In a major study, Ian Frayling, MD, from Cardiff University School of Medicine (Cardiff, Wales) and researchers from the University of Exeter Medical School (Exeter, England) assessed the effectiveness of introducing a UK-wide screening program for the genetic condition Lynch Syndrome.
Lynch syndrome is a caused by changes in genes that check the spelling in DNA. The condition increases the risk of people developing cancer, particularly colorectal cancer and cancers of the uterus and ovaries later in life.
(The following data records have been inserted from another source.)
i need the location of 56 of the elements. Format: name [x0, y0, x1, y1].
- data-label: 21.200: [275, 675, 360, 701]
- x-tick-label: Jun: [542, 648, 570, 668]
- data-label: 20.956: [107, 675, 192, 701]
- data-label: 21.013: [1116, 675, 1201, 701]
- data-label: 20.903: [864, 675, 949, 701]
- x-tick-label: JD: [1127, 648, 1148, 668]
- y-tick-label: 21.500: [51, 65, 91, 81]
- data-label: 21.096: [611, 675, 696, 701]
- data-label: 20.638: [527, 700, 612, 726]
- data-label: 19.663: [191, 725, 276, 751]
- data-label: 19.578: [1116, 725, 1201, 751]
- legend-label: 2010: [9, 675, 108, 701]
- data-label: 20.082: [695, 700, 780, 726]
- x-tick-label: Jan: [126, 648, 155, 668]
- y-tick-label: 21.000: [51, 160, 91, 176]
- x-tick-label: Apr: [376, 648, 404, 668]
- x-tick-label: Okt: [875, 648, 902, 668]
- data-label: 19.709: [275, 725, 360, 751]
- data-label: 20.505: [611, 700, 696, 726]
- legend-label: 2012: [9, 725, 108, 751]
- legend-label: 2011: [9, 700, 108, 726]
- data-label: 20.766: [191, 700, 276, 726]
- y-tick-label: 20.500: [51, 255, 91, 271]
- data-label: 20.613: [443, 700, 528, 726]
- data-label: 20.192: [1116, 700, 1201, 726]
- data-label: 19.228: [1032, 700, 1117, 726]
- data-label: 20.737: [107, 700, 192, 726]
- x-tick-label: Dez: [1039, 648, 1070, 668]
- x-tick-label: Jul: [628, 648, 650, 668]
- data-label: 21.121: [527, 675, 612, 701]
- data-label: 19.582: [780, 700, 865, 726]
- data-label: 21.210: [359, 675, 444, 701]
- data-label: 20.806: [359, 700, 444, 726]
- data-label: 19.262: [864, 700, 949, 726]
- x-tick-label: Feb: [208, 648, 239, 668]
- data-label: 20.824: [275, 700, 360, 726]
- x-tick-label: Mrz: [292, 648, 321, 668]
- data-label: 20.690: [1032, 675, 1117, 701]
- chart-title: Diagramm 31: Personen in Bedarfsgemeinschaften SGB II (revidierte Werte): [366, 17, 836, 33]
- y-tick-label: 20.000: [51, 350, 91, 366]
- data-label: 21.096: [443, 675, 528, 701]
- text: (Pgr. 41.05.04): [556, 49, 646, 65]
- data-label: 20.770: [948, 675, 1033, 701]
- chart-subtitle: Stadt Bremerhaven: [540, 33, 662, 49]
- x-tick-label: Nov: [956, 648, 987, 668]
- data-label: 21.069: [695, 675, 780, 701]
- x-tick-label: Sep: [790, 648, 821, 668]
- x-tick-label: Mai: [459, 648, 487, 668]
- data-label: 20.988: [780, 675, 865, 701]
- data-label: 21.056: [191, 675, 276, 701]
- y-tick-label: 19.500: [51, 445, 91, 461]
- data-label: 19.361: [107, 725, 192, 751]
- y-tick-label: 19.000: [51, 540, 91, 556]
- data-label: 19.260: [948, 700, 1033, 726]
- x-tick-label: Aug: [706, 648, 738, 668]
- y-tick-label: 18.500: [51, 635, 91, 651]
Without testing cancers, it is not obvious that they are caused by Lynch syndrome, and so it is often not diagnosed.
Lynch syndrome is responsible for approximately 1 in 12 cases of colorectal cancer in people younger than 50 years. Approximately one-third of people with Lynch syndrome develop colorectal cancer by age 70 years if no action is taken.
“If Lynch Syndrome is identified as the cause of bowel [colorectal] cancer, patients can be offered risk-reducing measures such as more intensive postoperative colonoscopy surveillance to spot recurrences and new cancers early,” said Frayling, the clinical adviser to the study.
The findings, published in Health Technology Assessment (2014; doi:10.3310/hta18580), indicate that screening the 1,700 people younger than 50 years with newly diagnosed colorectal cancer (in England) each year would identify two thirds of these whose cancer was caused by Lynch Syndrome. Within this identified group, the findings suggest that 40 further cases of cancer could be avoided in them and in their relatives.
“This is a very significant piece of work, which is much to be welcomed,” added Frayling. “It justifies the National Health Services in the UK in implementing such testing, which is already carried out in other European countries. Those with Lynch Syndrome will now be found and given the care that they warrant, saving time, lives, money, and resources. Colleagues around the world are eager to use the model developed by the University of Exeter’s Medical School, so the benefits extend far beyond the UK.”
The team systematically reviewed all the evidence surrounding Lynch Syndrome and colorectal cancer. They identified and assessed a total of 42 studies, and then they constructed a computer model of screening strategies for Lynch Syndrome.
They found that all screening strategies helped improve health outcomes at a cost generally acceptable to the United Kingdom’s National Health Service. The most cost-effective method of identifying Lynch Syndrome involved running tests on the tumor before offering counseling and genetic testing.
In a separate analysis, which has not yet been published or peer-reviewed, the team used the same model to estimate that 28 cancer-related deaths (24 from colorectal cancer and four from uterine cancer) could be prevented each year if Lynch syndrome screening for people with colorectal cancer was introduced.